AN: What is your assessment of the efforts to fight HIV/AIDS in Africa and the current state of the scourge on the continent?

 The situation has changed drastically in the last 15 years. Although Sub Saharan Africa remains the hardest hit part of the world, with South Africa alone having 20% of the overall burden of Human Immunodeficency Virus (HIV); at the same time, one should also look at what has been happening for the past 15 years. So far, the number of new infections has decreased significantly by 40%, deaths from Acquired Immunodeficiency Syndrome (AIDS) related conditions have also decreased basically by 40%.

More so, 60% of the people who live with HIV are now accessing treatment – and if you are on treatment you will live a healthy life.  In fact, your life expectancy is similar to that of a HIV negative person. So, to me, I think we have made a huge progress! We have shown what we can achieve, but we are not yet there and much more efforts should be made.

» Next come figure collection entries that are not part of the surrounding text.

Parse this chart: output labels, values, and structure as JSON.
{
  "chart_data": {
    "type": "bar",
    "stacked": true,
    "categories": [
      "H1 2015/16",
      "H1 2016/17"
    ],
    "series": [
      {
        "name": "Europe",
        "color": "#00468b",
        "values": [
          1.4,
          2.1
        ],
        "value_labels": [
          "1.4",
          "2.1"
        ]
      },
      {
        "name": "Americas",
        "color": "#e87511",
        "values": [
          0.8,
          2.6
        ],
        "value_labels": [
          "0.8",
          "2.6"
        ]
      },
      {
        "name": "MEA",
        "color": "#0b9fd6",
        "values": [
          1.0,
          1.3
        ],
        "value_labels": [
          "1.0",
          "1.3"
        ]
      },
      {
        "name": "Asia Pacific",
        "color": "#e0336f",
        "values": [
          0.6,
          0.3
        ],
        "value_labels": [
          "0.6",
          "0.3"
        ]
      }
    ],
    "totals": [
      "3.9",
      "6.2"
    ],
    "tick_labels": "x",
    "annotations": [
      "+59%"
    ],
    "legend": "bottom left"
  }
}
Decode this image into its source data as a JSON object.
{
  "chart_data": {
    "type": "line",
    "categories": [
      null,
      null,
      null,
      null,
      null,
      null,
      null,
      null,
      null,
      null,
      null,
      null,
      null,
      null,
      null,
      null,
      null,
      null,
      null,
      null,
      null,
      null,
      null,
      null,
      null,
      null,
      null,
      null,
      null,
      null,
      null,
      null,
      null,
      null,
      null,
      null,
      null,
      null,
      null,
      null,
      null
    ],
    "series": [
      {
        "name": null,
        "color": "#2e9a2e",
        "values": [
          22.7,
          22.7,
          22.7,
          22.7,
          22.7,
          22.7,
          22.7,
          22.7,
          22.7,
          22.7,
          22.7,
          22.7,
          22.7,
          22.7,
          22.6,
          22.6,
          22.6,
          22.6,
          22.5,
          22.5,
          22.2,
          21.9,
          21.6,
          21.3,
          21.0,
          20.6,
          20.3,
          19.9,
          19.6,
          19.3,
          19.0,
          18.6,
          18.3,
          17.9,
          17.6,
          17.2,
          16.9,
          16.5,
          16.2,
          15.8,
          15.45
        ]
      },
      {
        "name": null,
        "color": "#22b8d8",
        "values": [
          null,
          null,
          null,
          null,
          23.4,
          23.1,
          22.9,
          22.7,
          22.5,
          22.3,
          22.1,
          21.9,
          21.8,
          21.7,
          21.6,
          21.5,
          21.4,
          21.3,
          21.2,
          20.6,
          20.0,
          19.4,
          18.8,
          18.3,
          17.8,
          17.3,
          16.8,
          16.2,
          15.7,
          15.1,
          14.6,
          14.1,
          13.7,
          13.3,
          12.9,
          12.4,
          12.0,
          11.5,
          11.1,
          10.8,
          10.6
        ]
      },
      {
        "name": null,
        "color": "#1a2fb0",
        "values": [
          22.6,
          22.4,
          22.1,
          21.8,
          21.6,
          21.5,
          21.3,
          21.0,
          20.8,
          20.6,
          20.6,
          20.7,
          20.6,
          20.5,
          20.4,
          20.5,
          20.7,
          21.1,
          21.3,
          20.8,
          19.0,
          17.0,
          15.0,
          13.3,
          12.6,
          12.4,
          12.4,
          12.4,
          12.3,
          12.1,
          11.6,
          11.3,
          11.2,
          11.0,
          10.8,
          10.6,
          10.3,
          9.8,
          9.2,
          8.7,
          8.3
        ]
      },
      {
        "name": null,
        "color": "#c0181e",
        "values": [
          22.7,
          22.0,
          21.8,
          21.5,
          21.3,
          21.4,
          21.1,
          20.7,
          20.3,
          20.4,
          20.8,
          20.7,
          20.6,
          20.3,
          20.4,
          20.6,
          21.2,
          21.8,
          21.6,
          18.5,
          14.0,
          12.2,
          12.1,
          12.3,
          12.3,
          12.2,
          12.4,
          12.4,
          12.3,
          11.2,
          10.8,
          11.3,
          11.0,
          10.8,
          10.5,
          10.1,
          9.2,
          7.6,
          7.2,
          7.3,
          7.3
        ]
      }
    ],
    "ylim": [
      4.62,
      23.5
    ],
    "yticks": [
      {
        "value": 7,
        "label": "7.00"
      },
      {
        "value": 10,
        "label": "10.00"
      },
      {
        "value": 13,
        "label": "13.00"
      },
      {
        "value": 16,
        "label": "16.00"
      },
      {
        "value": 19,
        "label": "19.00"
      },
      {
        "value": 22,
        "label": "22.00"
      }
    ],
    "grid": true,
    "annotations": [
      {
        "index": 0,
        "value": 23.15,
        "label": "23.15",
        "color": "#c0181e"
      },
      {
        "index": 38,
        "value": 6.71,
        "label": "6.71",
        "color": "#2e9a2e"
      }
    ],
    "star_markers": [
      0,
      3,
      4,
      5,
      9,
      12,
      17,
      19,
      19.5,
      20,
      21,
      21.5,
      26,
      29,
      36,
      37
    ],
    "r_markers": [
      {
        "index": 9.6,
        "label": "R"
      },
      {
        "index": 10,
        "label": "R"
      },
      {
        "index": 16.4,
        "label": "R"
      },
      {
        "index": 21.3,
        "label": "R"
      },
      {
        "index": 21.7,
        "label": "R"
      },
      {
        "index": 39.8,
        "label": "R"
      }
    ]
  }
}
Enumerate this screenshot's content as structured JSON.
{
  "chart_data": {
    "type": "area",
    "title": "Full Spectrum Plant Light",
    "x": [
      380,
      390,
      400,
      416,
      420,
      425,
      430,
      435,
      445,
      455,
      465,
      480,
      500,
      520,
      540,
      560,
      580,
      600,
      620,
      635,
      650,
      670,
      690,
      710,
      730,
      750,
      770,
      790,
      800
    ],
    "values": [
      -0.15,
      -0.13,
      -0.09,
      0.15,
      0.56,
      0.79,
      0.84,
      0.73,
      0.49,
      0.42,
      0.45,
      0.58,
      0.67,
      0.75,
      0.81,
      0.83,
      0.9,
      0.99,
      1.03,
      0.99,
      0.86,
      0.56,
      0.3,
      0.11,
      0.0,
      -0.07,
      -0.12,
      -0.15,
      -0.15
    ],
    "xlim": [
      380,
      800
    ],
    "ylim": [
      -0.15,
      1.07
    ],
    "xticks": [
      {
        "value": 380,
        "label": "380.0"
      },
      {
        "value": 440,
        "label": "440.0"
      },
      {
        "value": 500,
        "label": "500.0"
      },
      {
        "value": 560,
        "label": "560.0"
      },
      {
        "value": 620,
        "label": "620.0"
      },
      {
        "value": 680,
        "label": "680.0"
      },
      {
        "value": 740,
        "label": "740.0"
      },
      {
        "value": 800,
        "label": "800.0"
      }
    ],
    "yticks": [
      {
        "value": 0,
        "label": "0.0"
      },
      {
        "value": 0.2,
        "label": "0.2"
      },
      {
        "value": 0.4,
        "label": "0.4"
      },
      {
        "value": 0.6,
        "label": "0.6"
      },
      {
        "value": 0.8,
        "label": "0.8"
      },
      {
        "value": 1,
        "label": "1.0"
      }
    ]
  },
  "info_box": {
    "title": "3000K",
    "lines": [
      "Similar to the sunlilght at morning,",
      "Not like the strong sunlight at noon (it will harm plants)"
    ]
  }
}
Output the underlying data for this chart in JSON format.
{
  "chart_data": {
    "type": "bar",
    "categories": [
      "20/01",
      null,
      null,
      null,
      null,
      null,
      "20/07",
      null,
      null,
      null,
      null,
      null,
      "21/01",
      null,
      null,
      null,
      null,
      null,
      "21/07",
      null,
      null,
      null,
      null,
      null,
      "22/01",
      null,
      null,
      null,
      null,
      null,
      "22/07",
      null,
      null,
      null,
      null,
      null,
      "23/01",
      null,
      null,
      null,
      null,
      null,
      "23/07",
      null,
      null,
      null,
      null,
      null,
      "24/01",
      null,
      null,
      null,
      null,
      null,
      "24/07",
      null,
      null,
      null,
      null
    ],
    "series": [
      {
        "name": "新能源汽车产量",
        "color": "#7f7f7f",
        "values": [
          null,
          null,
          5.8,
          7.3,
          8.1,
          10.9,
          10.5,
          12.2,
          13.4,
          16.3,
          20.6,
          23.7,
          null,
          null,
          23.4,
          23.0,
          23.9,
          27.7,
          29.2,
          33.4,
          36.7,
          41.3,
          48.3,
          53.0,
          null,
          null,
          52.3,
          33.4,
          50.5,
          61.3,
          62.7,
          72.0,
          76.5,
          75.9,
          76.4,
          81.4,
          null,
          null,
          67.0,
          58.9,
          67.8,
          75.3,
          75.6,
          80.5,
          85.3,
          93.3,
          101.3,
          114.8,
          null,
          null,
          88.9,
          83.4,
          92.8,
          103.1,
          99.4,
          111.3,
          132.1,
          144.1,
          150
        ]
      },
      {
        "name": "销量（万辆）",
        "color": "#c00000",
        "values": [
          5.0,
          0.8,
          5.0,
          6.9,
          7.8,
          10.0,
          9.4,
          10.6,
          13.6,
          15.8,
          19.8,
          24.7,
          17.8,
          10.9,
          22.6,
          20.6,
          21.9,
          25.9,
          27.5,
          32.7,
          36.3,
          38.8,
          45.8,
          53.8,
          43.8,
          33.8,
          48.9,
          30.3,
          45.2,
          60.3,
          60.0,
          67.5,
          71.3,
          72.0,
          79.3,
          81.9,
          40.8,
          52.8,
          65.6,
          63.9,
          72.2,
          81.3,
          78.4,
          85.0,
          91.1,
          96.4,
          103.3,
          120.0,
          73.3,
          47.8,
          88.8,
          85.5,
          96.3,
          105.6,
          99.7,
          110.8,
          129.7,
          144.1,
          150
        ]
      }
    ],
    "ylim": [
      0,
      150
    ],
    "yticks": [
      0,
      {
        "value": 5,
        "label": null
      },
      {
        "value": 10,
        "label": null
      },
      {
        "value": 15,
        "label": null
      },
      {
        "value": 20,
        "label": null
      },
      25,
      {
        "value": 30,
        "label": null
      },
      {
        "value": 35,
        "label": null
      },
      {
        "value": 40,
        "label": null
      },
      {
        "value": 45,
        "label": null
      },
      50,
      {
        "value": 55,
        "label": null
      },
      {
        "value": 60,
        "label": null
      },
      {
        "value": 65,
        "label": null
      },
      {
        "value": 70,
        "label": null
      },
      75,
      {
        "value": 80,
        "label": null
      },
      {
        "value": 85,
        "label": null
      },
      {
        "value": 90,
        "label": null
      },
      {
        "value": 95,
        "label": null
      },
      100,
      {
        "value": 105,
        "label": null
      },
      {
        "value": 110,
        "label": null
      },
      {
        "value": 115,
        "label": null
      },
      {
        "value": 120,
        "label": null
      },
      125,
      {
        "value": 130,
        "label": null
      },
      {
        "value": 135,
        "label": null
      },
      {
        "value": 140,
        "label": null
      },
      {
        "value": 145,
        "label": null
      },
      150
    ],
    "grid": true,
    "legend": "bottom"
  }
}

We must look at the 40% of people who do not have access to treatment, including the 30% of people who do not know that they are HIV positive. These are often people who are part of marginalized populations – people who are not informed, young girls, drug users, and homosexuals. They have being tabooed in the society, discriminated against, and do not have the right to access to information and healthcare services. So, the progress we have made shows what can be achieved but as we move forward, it will become more and more difficult to get people to access care. So, the efforts should actually be accelerated rather than just continued.

 

AN: Southern African countries such as Lesotho, Botswana, and South Africa seem to have a higher prevalence of AIDS in the Sub Saharan African region; why is this so?

This is sort of a mystery. From the earlier years of AIDS like 30 years ago, I remember there were studies comparing cities in Southern Africa, West Africa, and the Western world with pre-conceived ideas about people’s sexual behavior but there’s no evidence; no data to show that people behaved differently in different settings. So, there’s a conjunction of factors. For example, in South Africa the denial that has presided over the first years of AIDS has prevented a lot of the interventions against the disease – prevention and treatment – to be put in place that could have helped decrease the rate at which the epidemic was growing. However, there`s no fundamental differences in the sexual behavior of people as a determining factor.

 

AN: The target of Goal 3 of the 17 Sustainable Development Goals (SDGs), amongst others, is reducing the burden of HIV/AIDS in Africa. If Africa must achieve this target by 2030, what strategies do you think must be put in place?

Firstly, Africa must ensure the sustainability of everything that has been put in place; these include sustainability of prevention, and access to treatment. However, it is important to note that a lot of efforts toward combating AIDS in Africa have been depending on international donors. So, we need more and more domestic resources coming in to fight the disease, we need social services and health insurance for people so that the whole efforts can become sustainable.

In addition, we need to reach out more to those vulnerable, fragile, and underserved populations and we need to do a lot more research on how best to reach them in the African context. So, that those who are yet to have access to care; can be placed on treatment.

 

AN: There`s a decline of funding from foreign donor agencies into African countries; how is this likely to affect the campaign against AIDS?

This is not specific to African countries because of the difficulties that the Western countries are also facing including the migration crises. And I don’t think the funding for AIDS has declined yet, but we have to fight for sustainability, and one of the factors that can have a negative impact is complacency – like saying that we now have medicines and we have broad access to drugs. No, we are not okay! If we do not accelerate the efforts now, the epidemic will go faster than our efforts. If we accelerate our efforts now, one day I believe we can see the end of AIDS.